Owners/operators are reminded that regulations pertaining to the VGP are applicable to discharges into US waters extending to the outer reach of the 3 mile territorial sea as defined in section 502(8) of the US Clean Water Act. Under VGP regulations, the pH limit for the washwater effluent shall not be less than 6.0, measured at the overboard discharge only. This is not consistent with the methods for determining the pH limit under the IMO EGCS Guidelines (resolution MEPC.259(68)), where the pH limit for the washwater effluent is to be no less than 6.5 measured at the overboard discharge, or at a position 4m from the overboard discharge point while the ship is stationary. Furthermore, under the IMO EGCS guidelines, this limit can be determined either by means of direct measurement, or by using a calculation-based methodology (computational fluid dynamics or other equally scientifically established empirical formulae) to be left to the approval by the Administration.

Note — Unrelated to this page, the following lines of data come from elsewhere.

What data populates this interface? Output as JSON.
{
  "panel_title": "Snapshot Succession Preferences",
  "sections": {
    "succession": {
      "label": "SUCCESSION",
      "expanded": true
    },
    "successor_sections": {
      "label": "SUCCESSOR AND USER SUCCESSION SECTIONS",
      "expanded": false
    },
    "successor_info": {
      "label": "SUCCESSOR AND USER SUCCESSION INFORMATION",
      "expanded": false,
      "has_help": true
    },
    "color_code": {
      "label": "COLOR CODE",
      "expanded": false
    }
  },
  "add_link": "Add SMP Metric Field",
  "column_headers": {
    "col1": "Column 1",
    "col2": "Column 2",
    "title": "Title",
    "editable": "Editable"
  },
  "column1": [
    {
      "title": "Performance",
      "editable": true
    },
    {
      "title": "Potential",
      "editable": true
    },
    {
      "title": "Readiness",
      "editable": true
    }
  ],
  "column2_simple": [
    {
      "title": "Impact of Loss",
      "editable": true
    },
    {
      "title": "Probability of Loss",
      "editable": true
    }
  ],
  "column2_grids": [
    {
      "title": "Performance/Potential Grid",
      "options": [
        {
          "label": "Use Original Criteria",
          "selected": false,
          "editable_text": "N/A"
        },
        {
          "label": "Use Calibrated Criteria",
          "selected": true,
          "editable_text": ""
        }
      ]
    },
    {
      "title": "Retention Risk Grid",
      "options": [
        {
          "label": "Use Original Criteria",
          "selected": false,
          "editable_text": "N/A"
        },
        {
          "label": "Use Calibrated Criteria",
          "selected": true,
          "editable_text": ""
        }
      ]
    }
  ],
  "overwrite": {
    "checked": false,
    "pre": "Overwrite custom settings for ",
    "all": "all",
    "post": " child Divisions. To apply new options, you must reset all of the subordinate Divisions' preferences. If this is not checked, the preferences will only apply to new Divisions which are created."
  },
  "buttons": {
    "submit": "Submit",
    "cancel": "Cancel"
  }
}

Some systems may be approved by an Administration as compliant with the washwater discharge criteria specified under the IMO EGCS Guidelines. However, the same unit may not be able to demonstrate compliance with the pH discharge limits under the VGP regulations.
Lastly, owners/operators should also be cognizant of, and consider, any additional local restrictions that may be imposed on the operation of EGCS systems and/or discharge of EGCS washwater effluent. For example, discharge of EGCS washwater into the State waters of Connecticut is prohibited under the VGP individual State specific requirements.
SUMMARY OF pH REQUIREMENTS FOR EGCS WASHWATER DISCHARGE:
VGP: Para 22.214.171.124.1 pH
The discharge of washwater from the exhaust gas scrubber treatment system must have a pH of no less than 6.0 measured at the ship's overboard discharge, with the exception that during maneuvering and transit, the maximum difference between inlet and outlet of 2.0 pH units is allowed. This difference is to be measured at the ship's inlet and overboard discharge.
Resolution MEPC.259(68): Para 10.1.2 pH criteria
10.1.2.1 The washwater pH should comply with one of the following requirements which should be recorded in the ETM-A or ETM-B as applicable:
.1 The discharge washwater should have a pH of no less than 6.5 measured at the ship's overboard discharge with the exception that during manoeuvring and transit, the maximum difference between inlet and outlet of 2 pH units is allowed measured at the ship's inlet and overboard discharge.
.2 The pH discharge limit, at the overboard monitoring position, is the value that will achieve as a minimum pH 6.5 at 4 m from the overboard discharge point with the ship stationary, and which is to be recorded as the overboard pH discharge limit in the ETM-A or ETM-B. The overboard pH discharge limit can be determined either by means of direct measurement, or by using a calculation-based methodology (computational fluid dynamics or other equally scientifically established empirical formulae) to be left to the approval by the Administration.